Finanzkrise : Wirtschaftsexperten fordern Barschecks für alle

Um die Folgen der Finanzkrise abzufedern, arbeitet die Bundesregierung an einem Programm, das einen größeren Wirtschaftsabschwung verhindern soll. Vor allem Unternehmen soll so geholfen werden. Das ist nicht genug, meint die gewerkschaftsnahe Hans-Böckler-Stiftung, und macht einen eigenwilligen Vorschlag.

DüsseldorfMit Barschecks über 125 Euro für alle soll die Bundesregierung die Konjunktur ankurbeln. Das zumindest ist die Idee der gewerkschaftsnahen Hans-Böckler-Stiftung.
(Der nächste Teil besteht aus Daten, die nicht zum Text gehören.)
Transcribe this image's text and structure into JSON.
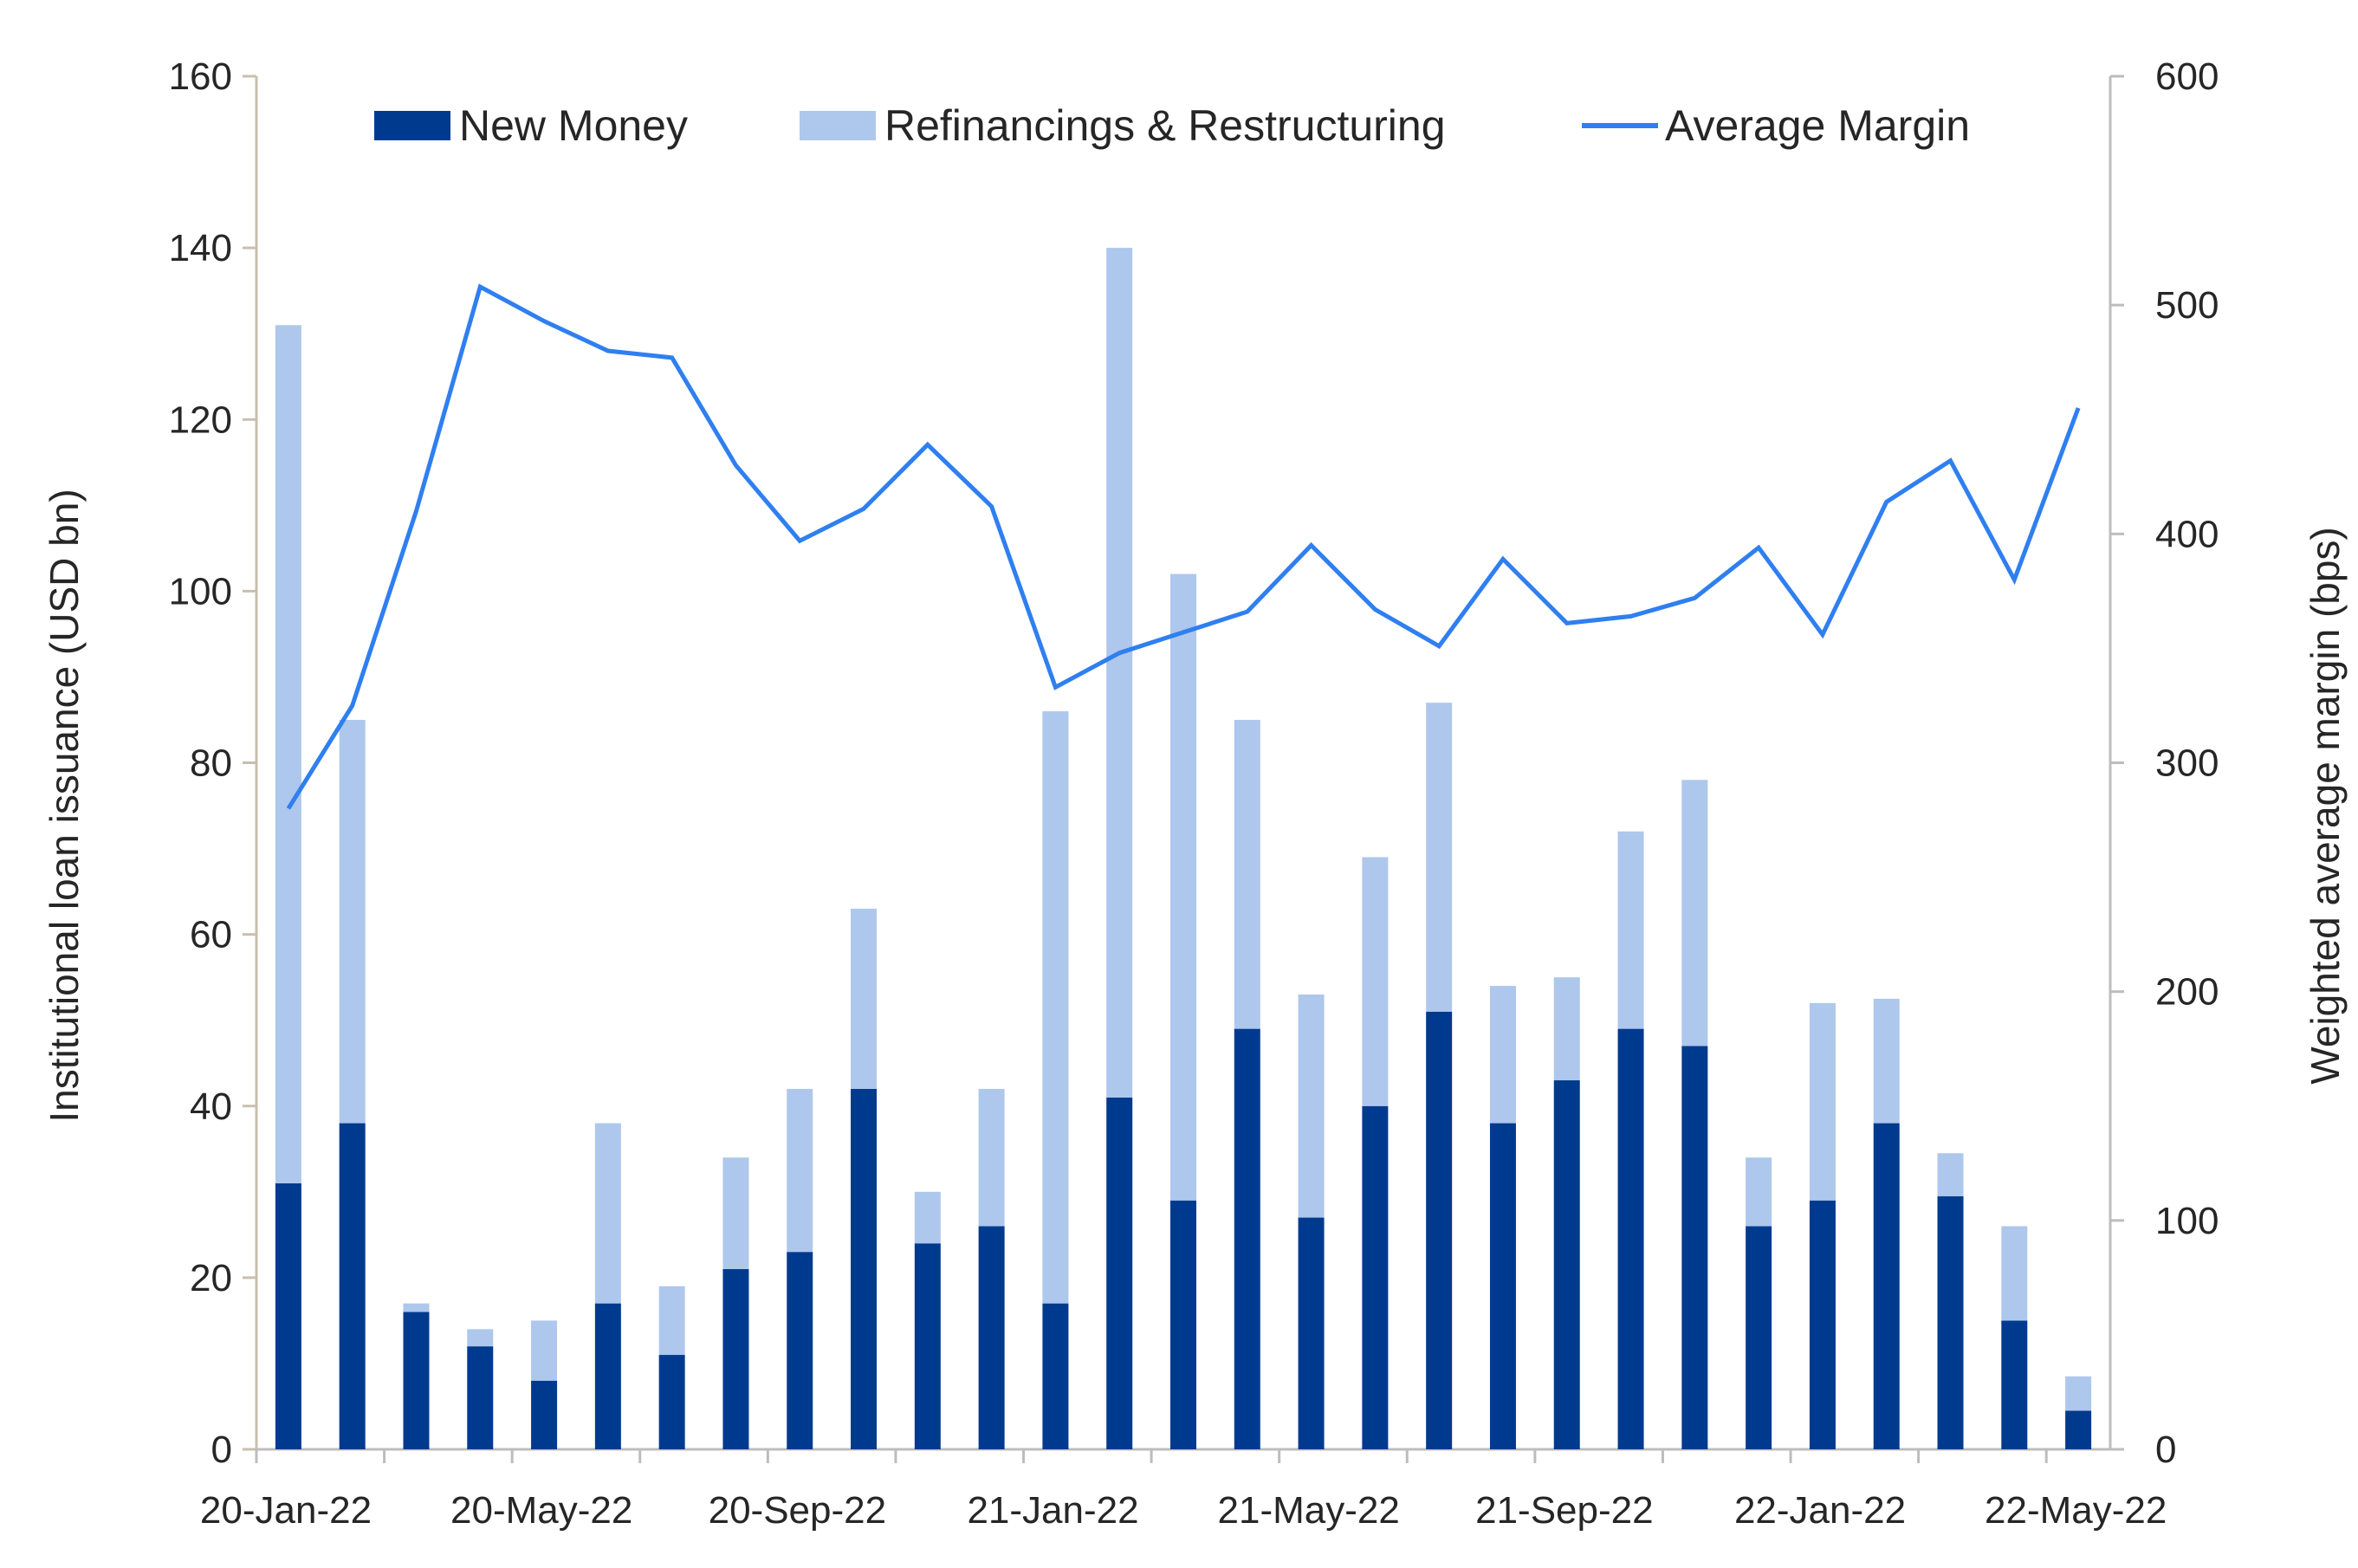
{
  "chart_data": {
    "type": "bar",
    "stacked": true,
    "categories": [
      "20-Jan",
      "20-Feb",
      "20-Mar",
      "20-Apr",
      "20-May",
      "20-Jun",
      "20-Jul",
      "20-Aug",
      "20-Sep",
      "20-Oct",
      "20-Nov",
      "20-Dec",
      "21-Jan",
      "21-Feb",
      "21-Mar",
      "21-Apr",
      "21-May",
      "21-Jun",
      "21-Jul",
      "21-Aug",
      "21-Sep",
      "21-Oct",
      "21-Nov",
      "21-Dec",
      "22-Jan",
      "22-Feb",
      "22-Mar",
      "22-Apr",
      "22-May"
    ],
    "x_tick_labels": [
      "20-Jan-22",
      "20-May-22",
      "20-Sep-22",
      "21-Jan-22",
      "21-May-22",
      "21-Sep-22",
      "22-Jan-22",
      "22-May-22"
    ],
    "series": [
      {
        "name": "New Money",
        "axis": "left",
        "type": "bar",
        "color": "#003a8f",
        "values": [
          31,
          38,
          16,
          12,
          8,
          17,
          11,
          21,
          23,
          42,
          24,
          26,
          17,
          41,
          29,
          49,
          27,
          40,
          51,
          38,
          43,
          49,
          47,
          26,
          29,
          38,
          29.5,
          15,
          4.5
        ]
      },
      {
        "name": "Refinancings & Restructuring",
        "axis": "left",
        "type": "bar",
        "color": "#aec7ec",
        "values": [
          100,
          47,
          1,
          2,
          7,
          21,
          8,
          13,
          19,
          21,
          6,
          16,
          69,
          99,
          73,
          36,
          26,
          29,
          36,
          16,
          12,
          23,
          31,
          8,
          23,
          14.5,
          5,
          11,
          4
        ]
      },
      {
        "name": "Average Margin",
        "axis": "right",
        "type": "line",
        "color": "#2f7ff0",
        "values": [
          280,
          325,
          410,
          508,
          493,
          480,
          477,
          430,
          397,
          411,
          439,
          412,
          333,
          348,
          357,
          366,
          395,
          367,
          351,
          389,
          361,
          364,
          372,
          394,
          356,
          414,
          432,
          380,
          455
        ]
      }
    ],
    "ylabel": "Institutional loan issuance (USD bn)",
    "y2label": "Weighted average margin (bps)",
    "ylim": [
      0,
      160
    ],
    "y2lim": [
      0,
      600
    ],
    "yticks": [
      "0",
      "20",
      "40",
      "60",
      "80",
      "100",
      "120",
      "140",
      "160"
    ],
    "y2ticks": [
      "0",
      "100",
      "200",
      "300",
      "400",
      "500",
      "600"
    ],
    "legend_position": "top",
    "grid": false
  }
}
Die internationale Finanzkrise mache ein Wachstumspaket nötig, heißt es in einer aktuellen Studie des stiftungseigenen Instituts für Makroökonomie und Konjunkturforschung (IMK) in Düsseldorf.

Die Finanzspritze könne helfen, den wirtschaftlichen Abschwung abzufedern und zu verkürzen. Die Ökonomen halten ein Gesamtvolumen von mindestens 25 Milliarden Euro für angemessen. Knapp die Hälfte des Geldes müsse in öffentliche Investitionen fließen. Für die Barschecks veranschlagt das IMK rund zehn Milliarden Euro. Weil sie gerade Haushalten mit geringen und mittleren Einkommen zugutekämen, dürften sie nach Meinung der Wissenschaftler den Konsum mehr beflügeln als etwa Steuersenkungen.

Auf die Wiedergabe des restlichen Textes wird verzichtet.